Acórdão do Supremo Tribunal de Justiça
Processo:
02B3431
Nº Convencional: JSTJ000
Relator: OLIVEIRA BARROS
Descritores: MARCAS
CONFUSÃO
Nº do Documento: SJ200211130034317
Data do Acordão: 11/13/2002
Votação: UNANIMIDADE
Tribunal Recurso: T REL LISBOA
Processo no Tribunal Recurso: 1335/02
Data: 03/04/2002
Texto Integral: S
Privacidade: 1
Meio Processual: REVISTA.
Decisão: NEGADA A REVISTA.
Sumário : Entre as marcas "Dr Martens" destinada a produtos da classe 25 (calçado, nomeadamente, botas e sapatos) e " Dr. Martinez", destinado aos mesmos produtos, existe risco de confusão.
Decisão Texto Integral: Acordam no Supremo Tribunal de Justiça:


1. A "A", com sede em Munique, é titular da marca internacional nº584207 - "Dr. Martens", destinada, nomeadamente, a produtos da classe 25ª (calçado, nomeadamente, botas e sapatos) da classificação internacional de produtos e serviços (1).
A protecção dessa marca internacional em Portugal foi concedida por despacho de 23/4/93 do Director do Serviço de Marcas do Instituto Nacional da Propriedade Industrial ( INPI )

Em 19/12/95, B, requereu a esse Instituto o registo de marca com o nº 314329, caracterizada pela expressão "Dr. Martinez" e destinada a produtos da classe referida

Julgada improcedente a reclamação da sobredita sociedade alemã, o registo, com aquele número, da marca "Dr. Martinez" foi concedido por despacho de 11/4/96 do Director do Serviço de Marcas do INPI.

2. Em 31/10/96, a referida sociedade alemã interpôs, ao abrigo do art. 38º ss CPI (2), recurso desse despacho.

Distribuído à 2ª Secção da 10ª Vara Cível da comarca de Lisboa, esse recurso, fundado nos arts. 189º, nº1º, al.m), 191º, 193º ( nº1º), e 260º ( al.a) ) daquela lei, foi, por sentença de 13/7/2001, julgado procedente te, tendo sido revogado o despacho nele impugnado, de concessão de protecção registral à marca nº 314329 " Dr.

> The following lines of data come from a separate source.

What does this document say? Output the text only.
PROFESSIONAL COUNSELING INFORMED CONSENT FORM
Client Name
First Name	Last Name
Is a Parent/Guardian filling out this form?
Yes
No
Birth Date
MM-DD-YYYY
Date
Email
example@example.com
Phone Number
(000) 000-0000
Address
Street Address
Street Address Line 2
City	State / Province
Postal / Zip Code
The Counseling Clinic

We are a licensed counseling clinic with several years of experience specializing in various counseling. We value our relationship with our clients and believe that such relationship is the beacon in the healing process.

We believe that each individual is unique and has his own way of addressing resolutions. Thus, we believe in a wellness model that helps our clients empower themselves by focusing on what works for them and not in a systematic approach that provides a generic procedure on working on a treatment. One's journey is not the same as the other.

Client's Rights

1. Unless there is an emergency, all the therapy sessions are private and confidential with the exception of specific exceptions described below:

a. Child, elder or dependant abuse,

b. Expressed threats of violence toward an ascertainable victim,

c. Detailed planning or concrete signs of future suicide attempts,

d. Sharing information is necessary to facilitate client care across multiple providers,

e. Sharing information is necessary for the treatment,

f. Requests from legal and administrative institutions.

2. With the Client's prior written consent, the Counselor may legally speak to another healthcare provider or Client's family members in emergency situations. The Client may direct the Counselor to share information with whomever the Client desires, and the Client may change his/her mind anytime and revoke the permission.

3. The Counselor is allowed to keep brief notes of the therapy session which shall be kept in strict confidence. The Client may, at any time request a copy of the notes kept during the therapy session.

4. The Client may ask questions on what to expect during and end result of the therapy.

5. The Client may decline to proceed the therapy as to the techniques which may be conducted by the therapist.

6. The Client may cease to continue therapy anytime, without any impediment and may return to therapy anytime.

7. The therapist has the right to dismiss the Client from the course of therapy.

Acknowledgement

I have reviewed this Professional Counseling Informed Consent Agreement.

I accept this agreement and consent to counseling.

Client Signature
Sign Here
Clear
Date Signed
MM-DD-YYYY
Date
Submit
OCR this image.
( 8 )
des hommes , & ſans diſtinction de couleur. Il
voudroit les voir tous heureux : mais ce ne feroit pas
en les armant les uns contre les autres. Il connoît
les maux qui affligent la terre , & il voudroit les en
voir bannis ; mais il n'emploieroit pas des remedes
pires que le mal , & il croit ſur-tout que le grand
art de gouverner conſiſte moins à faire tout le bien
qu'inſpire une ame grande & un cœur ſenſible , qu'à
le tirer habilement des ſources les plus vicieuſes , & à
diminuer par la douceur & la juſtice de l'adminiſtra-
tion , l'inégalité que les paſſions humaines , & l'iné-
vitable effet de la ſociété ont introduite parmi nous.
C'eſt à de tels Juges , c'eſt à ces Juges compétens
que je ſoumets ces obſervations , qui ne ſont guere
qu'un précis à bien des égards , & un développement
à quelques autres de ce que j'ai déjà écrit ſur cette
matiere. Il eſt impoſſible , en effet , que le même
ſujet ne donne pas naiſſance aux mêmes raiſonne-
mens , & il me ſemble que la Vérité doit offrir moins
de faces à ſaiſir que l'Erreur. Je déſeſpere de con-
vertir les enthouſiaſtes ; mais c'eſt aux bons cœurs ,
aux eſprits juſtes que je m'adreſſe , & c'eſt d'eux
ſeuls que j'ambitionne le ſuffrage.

Martinez ".

Julgada, na Relação de Lisboa, improcedente a apelação que B, interpôs dessa decisão, a mesma, ainda inconformada, pede agora revista, rematando a alegação respectiva com - atenta a emenda a fls. 277, e mesmo se noutra ordem - as seguintes conclusões, delimitativas do âmbito ou objecto deste recurso (arts. 684, nºs 2 a 4, e 690, nºs 1 e 3, CPC ):

1ª - Constituída pela expressão " Dr. Martinez ", a marca da recorrente é referida por duas vezes no acórdão recorrido como " Dr. Martines" ; mais se lhe atribuindo nesse acórdão composição mista que, mera-mente nominativa, manifestamente não possui.

2ª - A recorrente é totalmente alheia à composição abusiva da marca " Dr. Martinez " nos termos escogitados no acórdão recorrido, exclusivamente imputáveis à firma "B", também genericamente conhecida por " Altivo ".

3ª - A marca em causa é legítima e inconfundível com a que lhe foi contraposta pela recorrida.

4ª - A recorrente é, em Portugal, titular prioritária da marca nº 247987, integrada pela expressão " Dr. Martinez ", anterior à marca nº 584207 - " Dr. ...".
5ª - Esse facto legitima a recorrente quanto à adopção e registo da marca nº 314329, justificando, de acordo com a teoria da distância, a legitimidade da sua protecção registral.

Houve contra-alegação, e, corridos os vistos legais, cumpre decidir, em vista, apenas, da matéria de facto fixada pelas instâncias, - para que se remete, em obediência ao prescrito nos arts. 713, n. 6, e 726 CPC -, e consideradas as conclusões da alegação da recorrente na ordem acima adoptada.

3. Precisado, antes de mais, que a expressão " Dr. Martines " só, de facto, aparece no relatório do acórdão sindicado (3), nenhuma relevância para a resolução deste recurso se vê que haja que atribuir a essa parte da supra indicada conclusão 1ª.

É, por outro lado, exacto também que, como notado na 2ª parte dessa conclusão, a marca impugnada é nominativa, e não mista, como considerado no acórdão sob revista em virtude de confusão que a seguinte conclusão 2ª menciona.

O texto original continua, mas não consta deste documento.